It is of no value to use stannous chloride solution without testing it first to see if it is good. If it isn't good, you will get false negatives all day long and never know how much gold you really may have lost. I am amazed at the number of people who say "I did this or I did that" and don't know what's wrong but have not tested with stannous. It's always one of the first things I take outside when I'm about ready to work with any recovery or refining process.


----------



## rickbb (May 1, 2015)

With the wide spread availability of lead free solder making almost pure SNCL is really easy.

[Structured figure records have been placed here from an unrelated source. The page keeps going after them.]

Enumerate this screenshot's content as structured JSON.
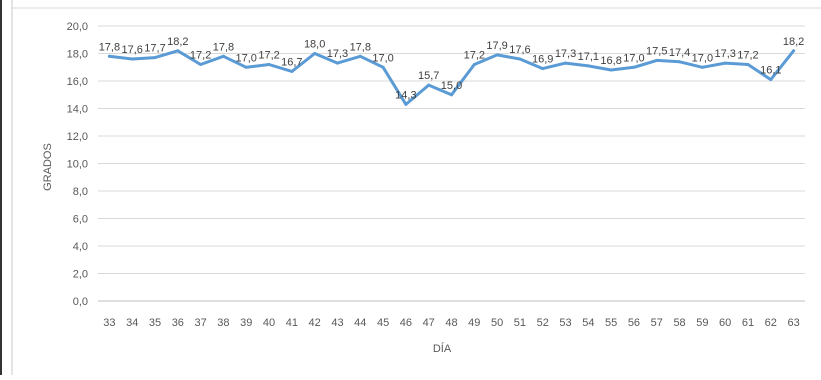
{
  "chart_data": {
    "type": "line",
    "title": "",
    "xlabel": "DÍA",
    "ylabel": "GRADOS",
    "ylim": [
      0,
      20
    ],
    "y_tick_labels": [
      "0,0",
      "2,0",
      "4,0",
      "6,0",
      "8,0",
      "10,0",
      "12,0",
      "14,0",
      "16,0",
      "18,0",
      "20,0"
    ],
    "grid": true,
    "legend": "none",
    "categories": [
      "33",
      "34",
      "35",
      "36",
      "37",
      "38",
      "39",
      "40",
      "41",
      "42",
      "43",
      "44",
      "45",
      "46",
      "47",
      "48",
      "49",
      "50",
      "51",
      "52",
      "53",
      "54",
      "55",
      "56",
      "57",
      "58",
      "59",
      "60",
      "61",
      "62",
      "63"
    ],
    "series": [
      {
        "name": "",
        "color": "#5b9bd5",
        "values": [
          17.8,
          17.6,
          17.7,
          18.2,
          17.2,
          17.8,
          17.0,
          17.2,
          16.7,
          18.0,
          17.3,
          17.8,
          17.0,
          14.3,
          15.7,
          15.0,
          17.2,
          17.9,
          17.6,
          16.9,
          17.3,
          17.1,
          16.8,
          17.0,
          17.5,
          17.4,
          17.0,
          17.3,
          17.2,
          16.1,
          18.2
        ],
        "data_labels": [
          "17,8",
          "17,6",
          "17,7",
          "18,2",
          "17,2",
          "17,8",
          "17,0",
          "17,2",
          "16,7",
          "18,0",
          "17,3",
          "17,8",
          "17,0",
          "14,3",
          "15,7",
          "15,0",
          "17,2",
          "17,9",
          "17,6",
          "16,9",
          "17,3",
          "17,1",
          "16,8",
          "17,0",
          "17,5",
          "17,4",
          "17,0",
          "17,3",
          "17,2",
          "16,1",
          "18,2"
        ]
      }
    ]
  }
}
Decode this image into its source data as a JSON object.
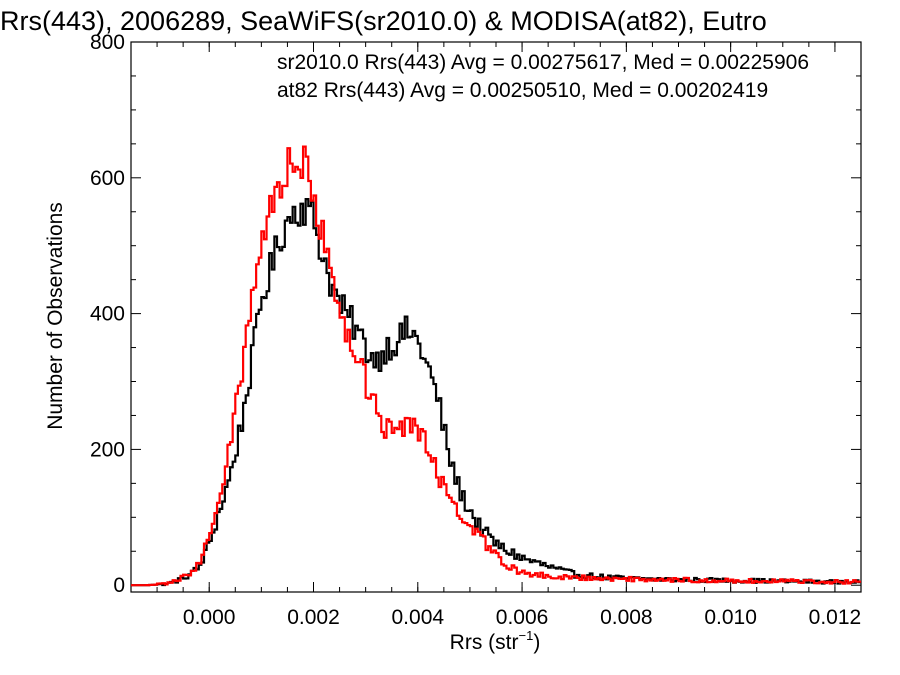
{
  "chart_data": {
    "type": "line",
    "title": "Rrs(443), 2006289, SeaWiFS(sr2010.0) & MODISA(at82), Eutro",
    "xlabel_main": "Rrs (str",
    "xlabel_sup": "−1",
    "xlabel_tail": ")",
    "ylabel": "Number of Observations",
    "xlim": [
      -0.0015,
      0.0125
    ],
    "ylim": [
      -10,
      800
    ],
    "x_ticks": [
      0.0,
      0.002,
      0.004,
      0.006,
      0.008,
      0.01,
      0.012
    ],
    "x_tick_labels": [
      "0.000",
      "0.002",
      "0.004",
      "0.006",
      "0.008",
      "0.010",
      "0.012"
    ],
    "y_ticks": [
      0,
      200,
      400,
      600,
      800
    ],
    "y_tick_labels": [
      "0",
      "200",
      "400",
      "600",
      "800"
    ],
    "bin_width": 5e-05,
    "series": [
      {
        "name": "sr2010.0",
        "color": "#000000",
        "annotation": "sr2010.0 Rrs(443) Avg = 0.00275617, Med = 0.00225906",
        "x": [
          -0.0012,
          -0.0008,
          -0.0005,
          -0.0002,
          0.0,
          0.0002,
          0.0004,
          0.0006,
          0.0008,
          0.001,
          0.0012,
          0.0014,
          0.0016,
          0.0018,
          0.002,
          0.0022,
          0.0024,
          0.0026,
          0.0028,
          0.003,
          0.0032,
          0.0034,
          0.0036,
          0.0038,
          0.004,
          0.0042,
          0.0044,
          0.0046,
          0.0048,
          0.005,
          0.0052,
          0.0054,
          0.0056,
          0.0058,
          0.006,
          0.0062,
          0.0064,
          0.0066,
          0.0068,
          0.007,
          0.0075,
          0.008,
          0.009,
          0.01,
          0.011,
          0.012,
          0.0125
        ],
        "values": [
          0,
          2,
          10,
          25,
          60,
          110,
          160,
          230,
          320,
          420,
          470,
          520,
          550,
          560,
          540,
          480,
          430,
          400,
          380,
          350,
          330,
          350,
          360,
          375,
          360,
          320,
          270,
          190,
          140,
          110,
          85,
          68,
          55,
          48,
          40,
          35,
          30,
          25,
          20,
          16,
          12,
          10,
          8,
          7,
          6,
          5,
          5
        ]
      },
      {
        "name": "at82",
        "color": "#ff0000",
        "annotation": "at82 Rrs(443) Avg = 0.00250510, Med = 0.00202419",
        "x": [
          -0.0012,
          -0.0008,
          -0.0005,
          -0.0002,
          0.0,
          0.0002,
          0.0004,
          0.0006,
          0.0008,
          0.001,
          0.0012,
          0.0014,
          0.0016,
          0.0018,
          0.002,
          0.0022,
          0.0024,
          0.0026,
          0.0028,
          0.003,
          0.0032,
          0.0034,
          0.0036,
          0.0038,
          0.004,
          0.0042,
          0.0044,
          0.0046,
          0.0048,
          0.005,
          0.0052,
          0.0054,
          0.0056,
          0.0058,
          0.006,
          0.0062,
          0.0064,
          0.0066,
          0.0068,
          0.007,
          0.0075,
          0.008,
          0.009,
          0.01,
          0.011,
          0.012,
          0.0125
        ],
        "values": [
          0,
          2,
          12,
          30,
          70,
          130,
          210,
          300,
          420,
          510,
          560,
          600,
          630,
          620,
          590,
          500,
          420,
          370,
          340,
          300,
          260,
          230,
          220,
          235,
          230,
          200,
          160,
          130,
          110,
          90,
          70,
          50,
          35,
          25,
          20,
          17,
          15,
          13,
          12,
          11,
          10,
          9,
          8,
          7,
          6,
          5,
          5
        ]
      }
    ]
  }
}
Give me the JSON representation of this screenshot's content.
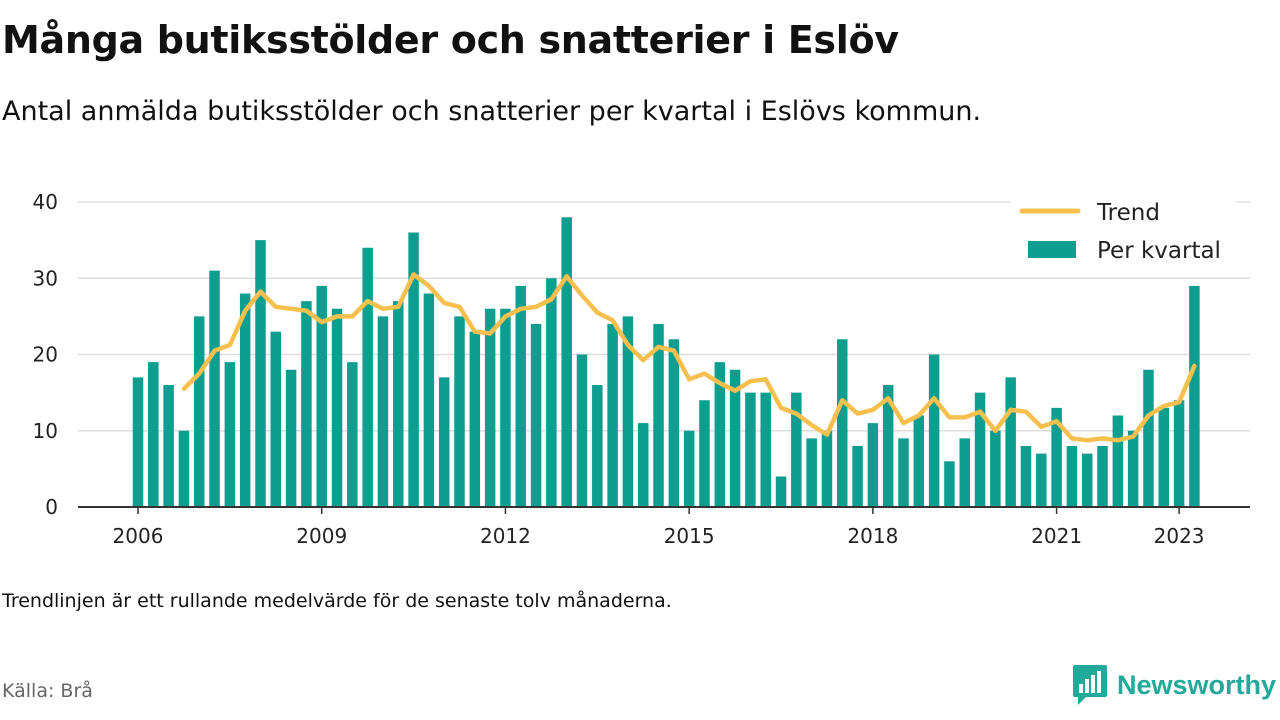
{
  "header": {
    "title": "Många butiksstölder och snatterier i Eslöv",
    "subtitle": "Antal anmälda butiksstölder och snatterier per kvartal i Eslövs kommun."
  },
  "footer": {
    "note": "Trendlinjen är ett rullande medelvärde för de senaste tolv månaderna.",
    "source": "Källa: Brå",
    "brand": "Newsworthy"
  },
  "colors": {
    "bars": "#0e9e90",
    "trend": "#f7c04e",
    "grid": "#dddddd",
    "axis": "#333333",
    "brand": "#23a99a"
  },
  "chart_data": {
    "type": "bar",
    "x_label_years": [
      "2006",
      "2009",
      "2012",
      "2015",
      "2018",
      "2021",
      "2023"
    ],
    "ylim": [
      0,
      40
    ],
    "yticks": [
      0,
      10,
      20,
      30,
      40
    ],
    "grid": true,
    "legend_position": "top-right",
    "legend": [
      "Trend",
      "Per kvartal"
    ],
    "first_period": "2006 Q1",
    "series": [
      {
        "name": "Per kvartal",
        "type": "bar",
        "values": [
          17,
          19,
          16,
          10,
          25,
          31,
          19,
          28,
          35,
          23,
          18,
          27,
          29,
          26,
          19,
          34,
          25,
          27,
          36,
          28,
          17,
          25,
          23,
          26,
          26,
          29,
          24,
          30,
          38,
          20,
          16,
          24,
          25,
          11,
          24,
          22,
          10,
          14,
          19,
          18,
          15,
          15,
          4,
          15,
          9,
          10,
          22,
          8,
          11,
          16,
          9,
          12,
          20,
          6,
          9,
          15,
          10,
          17,
          8,
          7,
          13,
          8,
          7,
          8,
          12,
          10,
          18,
          13,
          14,
          29
        ]
      },
      {
        "name": "Trend",
        "type": "line",
        "values": [
          null,
          null,
          null,
          15.5,
          17.5,
          20.5,
          21.25,
          25.75,
          28.25,
          26.25,
          26,
          25.75,
          24.25,
          25,
          25,
          27,
          26,
          26.25,
          30.5,
          29,
          26.75,
          26.25,
          23,
          22.75,
          25,
          26,
          26.25,
          27.25,
          30.25,
          27.75,
          25.5,
          24.5,
          21.25,
          19.25,
          21,
          20.5,
          16.75,
          17.5,
          16.25,
          15.25,
          16.5,
          16.75,
          13,
          12.25,
          10.75,
          9.5,
          14,
          12.25,
          12.75,
          14.25,
          11,
          12,
          14.25,
          11.75,
          11.75,
          12.5,
          10,
          12.75,
          12.5,
          10.5,
          11.25,
          9,
          8.75,
          9,
          8.75,
          9.25,
          12,
          13.25,
          13.75,
          18.5
        ]
      }
    ]
  }
}
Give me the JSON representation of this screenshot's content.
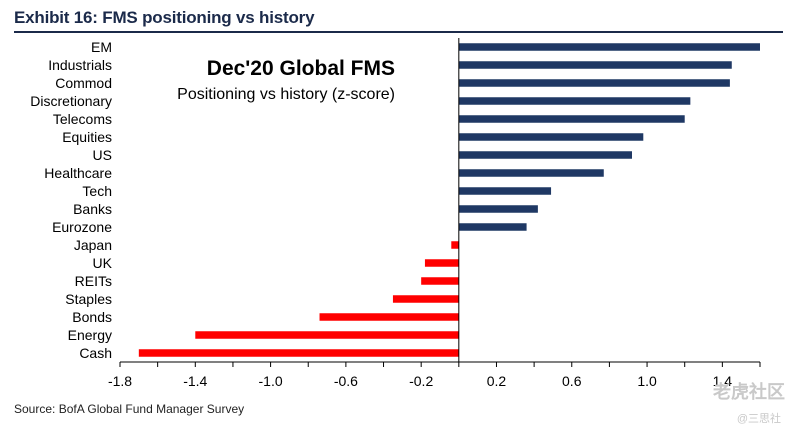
{
  "header": {
    "title": "Exhibit 16: FMS positioning vs history"
  },
  "footer": {
    "source": "Source: BofA Global Fund Manager Survey"
  },
  "watermark": {
    "main": "老虎社区",
    "sub": "@三思社"
  },
  "colors": {
    "positive": "#1f3864",
    "negative": "#ff0000",
    "axis": "#000000"
  },
  "chart_data": {
    "type": "bar",
    "orientation": "horizontal",
    "title": "Dec'20 Global FMS",
    "subtitle": "Positioning vs history (z-score)",
    "categories": [
      "EM",
      "Industrials",
      "Commod",
      "Discretionary",
      "Telecoms",
      "Equities",
      "US",
      "Healthcare",
      "Tech",
      "Banks",
      "Eurozone",
      "Japan",
      "UK",
      "REITs",
      "Staples",
      "Bonds",
      "Energy",
      "Cash"
    ],
    "values": [
      1.6,
      1.45,
      1.44,
      1.23,
      1.2,
      0.98,
      0.92,
      0.77,
      0.49,
      0.42,
      0.36,
      -0.04,
      -0.18,
      -0.2,
      -0.35,
      -0.74,
      -1.4,
      -1.7
    ],
    "xlim": [
      -1.8,
      1.6
    ],
    "xticks": [
      -1.8,
      -1.4,
      -1.0,
      -0.6,
      -0.2,
      0.2,
      0.6,
      1.0,
      1.4
    ],
    "xtick_labels": [
      "-1.8",
      "-1.4",
      "-1.0",
      "-0.6",
      "-0.2",
      "0.2",
      "0.6",
      "1.0",
      "1.4"
    ],
    "xlabel": "",
    "ylabel": "",
    "grid": false
  }
}
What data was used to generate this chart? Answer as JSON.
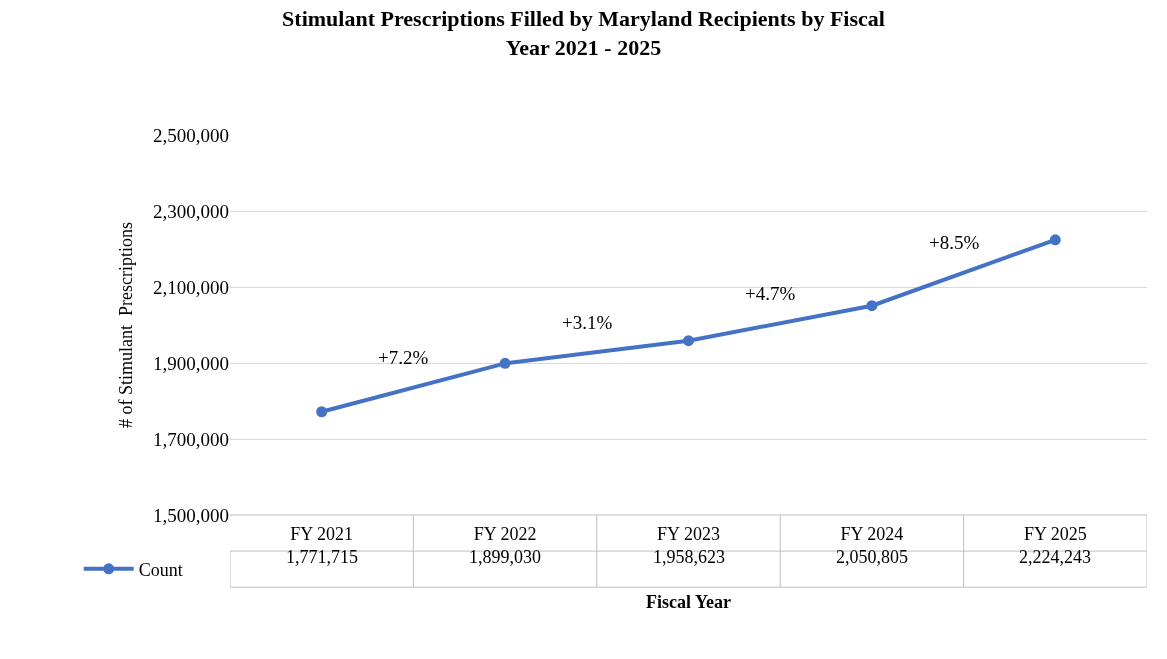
{
  "chart_data": {
    "type": "line",
    "title": "Stimulant Prescriptions Filled by Maryland Recipients by Fiscal Year 2021 - 2025",
    "xlabel": "Fiscal Year",
    "ylabel": "# of Stimulant  Prescriptions",
    "categories": [
      "FY 2021",
      "FY 2022",
      "FY 2023",
      "FY 2024",
      "FY 2025"
    ],
    "series": [
      {
        "name": "Count",
        "color": "#4472c4",
        "values": [
          1771715,
          1899030,
          1958623,
          2050805,
          2224243
        ],
        "value_labels": [
          "1,771,715",
          "1,899,030",
          "1,958,623",
          "2,050,805",
          "2,224,243"
        ]
      }
    ],
    "ylim": [
      1500000,
      2500000
    ],
    "yticks": [
      {
        "value": 1500000,
        "label": "1,500,000"
      },
      {
        "value": 1700000,
        "label": "1,700,000"
      },
      {
        "value": 1900000,
        "label": "1,900,000"
      },
      {
        "value": 2100000,
        "label": "2,100,000"
      },
      {
        "value": 2300000,
        "label": "2,300,000"
      },
      {
        "value": 2500000,
        "label": "2,500,000"
      }
    ],
    "annotations": [
      "+7.2%",
      "+3.1%",
      "+4.7%",
      "+8.5%"
    ],
    "grid": "y",
    "legend": "bottom left",
    "marker": "circle",
    "line_style": "solid"
  }
}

Buy a small tube of 96/4 tin/silver solder from Radio Shack or a similar local store. The tin will dissolve in the HCL and the silver will drop out to be either removed by filtering or you can leave it. It won't hurt your testing.


----------



## kadriver (Jul 12, 2015)

I bought these chemicals almost five years ago off eBay and still have enough to make enough stannous chloride test solutions for the next five years.

This video shows exactly how to make and use the stannous chloride test solution (Hoke refers to it as "test solution A"). It lasts for about three months. Hope this helps.

https://youtu.be/Hz8odRIqtuQ

kadriver


----------



## solar_plasma (Jul 12, 2015)

rickbb said:


> With the wide spread availability of lead free solder making almost pure SNCL is really easy.
> 
> Buy a small tube of 96/4 tin/silver solder from Radio Shack or a similar local store. The tin will dissolve in the HCL and the silver will drop out to be either removed by filtering or you can leave it. It won't hurt your testing.



I use 96Sn4Cu solder that works great. The copper does not dissolve and lies as heavy black powder at the bottom. Even after shaking the solution is completely clear after 2 seconds.


----------